Le commanditaire ? Moi ? Moi pas connaît'.
Pour ces vieux briscards qui ont fait le Congo et le Tchad, le ying et le yang, la leçon cuit fort. Ils ont perdu la main. Point. En l'occurrence et face à leur échec mat, encore plus quinteux, plus rechigné que jamais, avec en outre la trouille au sinciput qu'on lui zigouille sa pupille, Georges mâche le silex d'une rage rare que six ou sept vodkas ne rapetissent guère, au contraire.
- La peau de ce Boricz, il me la faut !
Le message il l'expédie à l'Hannibal qui le reçoit cinq sur cinq. Sa truffe se mouille, s'inonde, dégouline, sa queue bat le beurre et il en pisse de liesse. Idée fixe. De derrière ses fagots, sous le boisseau, le soldat retraité dégage son arme favorite. Un splendide fusil à pompe tchécoslovaque qui, à l'époque héroïque, a eu son content de nazis. Alors, en une seconde le brave tenancier, sosie du gros poète sétois, se mue en animal de guerre. Gare au saigneur s'il s'approche de Zoé ! Il va le décimer ! Mais d'abord le piéger. Coups de téléphone en série. Il rallie sa matte de forçats, arbalétriers zingueurs de la justice immanente. Des purs de durs, des caïds, ex-mercenaires au crâne déplumé, toujours joviaux et hardis même s'ils ont pris du bide.

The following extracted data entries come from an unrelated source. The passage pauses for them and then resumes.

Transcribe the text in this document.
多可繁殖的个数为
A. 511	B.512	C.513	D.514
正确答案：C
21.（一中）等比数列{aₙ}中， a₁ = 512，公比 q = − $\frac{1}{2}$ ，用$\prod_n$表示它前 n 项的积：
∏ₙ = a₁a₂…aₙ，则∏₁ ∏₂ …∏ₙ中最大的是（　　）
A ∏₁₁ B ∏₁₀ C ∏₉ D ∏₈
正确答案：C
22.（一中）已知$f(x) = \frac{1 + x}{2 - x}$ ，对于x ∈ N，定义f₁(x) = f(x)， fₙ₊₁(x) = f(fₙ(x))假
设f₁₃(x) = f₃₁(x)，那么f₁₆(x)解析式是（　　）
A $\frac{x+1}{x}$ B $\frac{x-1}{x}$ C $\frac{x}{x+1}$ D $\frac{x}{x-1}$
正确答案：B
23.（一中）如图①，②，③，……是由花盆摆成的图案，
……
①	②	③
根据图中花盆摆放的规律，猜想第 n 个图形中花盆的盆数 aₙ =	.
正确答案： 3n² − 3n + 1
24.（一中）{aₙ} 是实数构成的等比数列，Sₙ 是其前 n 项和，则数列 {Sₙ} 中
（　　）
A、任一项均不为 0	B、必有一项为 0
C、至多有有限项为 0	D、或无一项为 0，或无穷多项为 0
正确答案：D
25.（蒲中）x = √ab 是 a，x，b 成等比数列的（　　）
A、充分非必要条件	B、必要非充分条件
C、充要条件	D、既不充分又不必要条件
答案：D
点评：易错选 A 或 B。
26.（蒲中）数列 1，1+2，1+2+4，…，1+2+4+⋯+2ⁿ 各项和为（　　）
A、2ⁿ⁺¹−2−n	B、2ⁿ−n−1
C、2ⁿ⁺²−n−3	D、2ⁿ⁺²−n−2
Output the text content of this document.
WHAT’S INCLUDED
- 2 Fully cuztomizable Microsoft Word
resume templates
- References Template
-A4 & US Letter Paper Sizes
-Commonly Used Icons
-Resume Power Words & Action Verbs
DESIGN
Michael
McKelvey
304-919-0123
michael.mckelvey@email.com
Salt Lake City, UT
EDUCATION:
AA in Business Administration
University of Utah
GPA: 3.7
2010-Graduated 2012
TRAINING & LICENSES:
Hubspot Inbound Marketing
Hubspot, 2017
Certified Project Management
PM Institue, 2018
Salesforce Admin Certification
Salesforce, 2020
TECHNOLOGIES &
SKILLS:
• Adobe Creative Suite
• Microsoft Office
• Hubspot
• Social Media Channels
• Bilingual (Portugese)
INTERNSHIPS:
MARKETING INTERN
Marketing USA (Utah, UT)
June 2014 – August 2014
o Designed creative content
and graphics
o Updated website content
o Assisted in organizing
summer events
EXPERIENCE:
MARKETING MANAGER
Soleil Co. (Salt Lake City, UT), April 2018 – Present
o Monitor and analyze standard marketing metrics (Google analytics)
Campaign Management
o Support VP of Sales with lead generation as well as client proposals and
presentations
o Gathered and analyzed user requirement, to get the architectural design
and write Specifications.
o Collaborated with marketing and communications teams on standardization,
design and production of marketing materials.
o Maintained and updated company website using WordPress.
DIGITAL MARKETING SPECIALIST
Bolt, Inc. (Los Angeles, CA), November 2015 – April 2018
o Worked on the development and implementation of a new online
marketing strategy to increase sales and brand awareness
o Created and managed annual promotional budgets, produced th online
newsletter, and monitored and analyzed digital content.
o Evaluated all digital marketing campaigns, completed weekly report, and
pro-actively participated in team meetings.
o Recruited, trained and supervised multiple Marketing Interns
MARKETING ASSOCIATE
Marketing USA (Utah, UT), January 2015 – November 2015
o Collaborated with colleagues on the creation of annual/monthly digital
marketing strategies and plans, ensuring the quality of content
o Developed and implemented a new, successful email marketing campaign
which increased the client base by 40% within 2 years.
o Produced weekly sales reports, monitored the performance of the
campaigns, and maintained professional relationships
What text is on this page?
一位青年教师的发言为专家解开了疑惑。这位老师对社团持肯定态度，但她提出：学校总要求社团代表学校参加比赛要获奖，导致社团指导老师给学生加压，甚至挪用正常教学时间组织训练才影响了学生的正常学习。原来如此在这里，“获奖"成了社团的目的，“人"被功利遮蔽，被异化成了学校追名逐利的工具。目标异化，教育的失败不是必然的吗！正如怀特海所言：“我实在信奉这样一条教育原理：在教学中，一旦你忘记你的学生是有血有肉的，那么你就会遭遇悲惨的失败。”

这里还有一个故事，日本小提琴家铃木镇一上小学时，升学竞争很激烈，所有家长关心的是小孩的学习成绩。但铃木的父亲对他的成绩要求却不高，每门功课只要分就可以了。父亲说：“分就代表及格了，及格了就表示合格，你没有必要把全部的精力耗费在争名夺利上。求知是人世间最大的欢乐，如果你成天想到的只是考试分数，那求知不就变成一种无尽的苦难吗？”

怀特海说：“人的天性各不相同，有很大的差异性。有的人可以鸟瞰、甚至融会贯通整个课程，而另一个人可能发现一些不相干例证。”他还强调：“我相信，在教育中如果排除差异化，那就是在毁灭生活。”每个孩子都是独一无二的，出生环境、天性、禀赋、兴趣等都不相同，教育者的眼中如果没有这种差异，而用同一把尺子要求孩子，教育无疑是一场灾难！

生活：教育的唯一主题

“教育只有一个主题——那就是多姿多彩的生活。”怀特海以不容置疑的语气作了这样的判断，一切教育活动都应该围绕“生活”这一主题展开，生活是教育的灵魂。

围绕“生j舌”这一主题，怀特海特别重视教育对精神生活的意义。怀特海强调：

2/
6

- On va régler ça à not'façon les gars, comme en quatorze ! Je sais où il perch la crapule. Pour Zoé, pour Léo : motus et hardi hardi !
Zou !
Se doute-t-il, l'exécuteur des hautes œuvres, de la démarche fouinarde, parallèle, pépère et combien plus sûre du policier Vandenkiste, très capable lui aussi de mobiliser des troupes, fussent-elles occultes, pour faire triompher sa justice ? La bonne, celle-là ! Ce bon gardien des foyers citoyens procède par ordre ; c'est un braque méthodique, chaque pas de sa chaussure est un chapitre conclu, aucun trou dans l'échiquier.
Au labo d'anatomopathologie jouxtant l'office du légiste dissecteur, requis expert, ledit inspecteur qui y a ses entrées, ne ménage pas son copain Westerbank :
- Alec, épluche-moi ce macchab' des orteils aux longs tifs, trouve-lui des raisons de claquer si vite, donne-moi le modus operandi interfectoris…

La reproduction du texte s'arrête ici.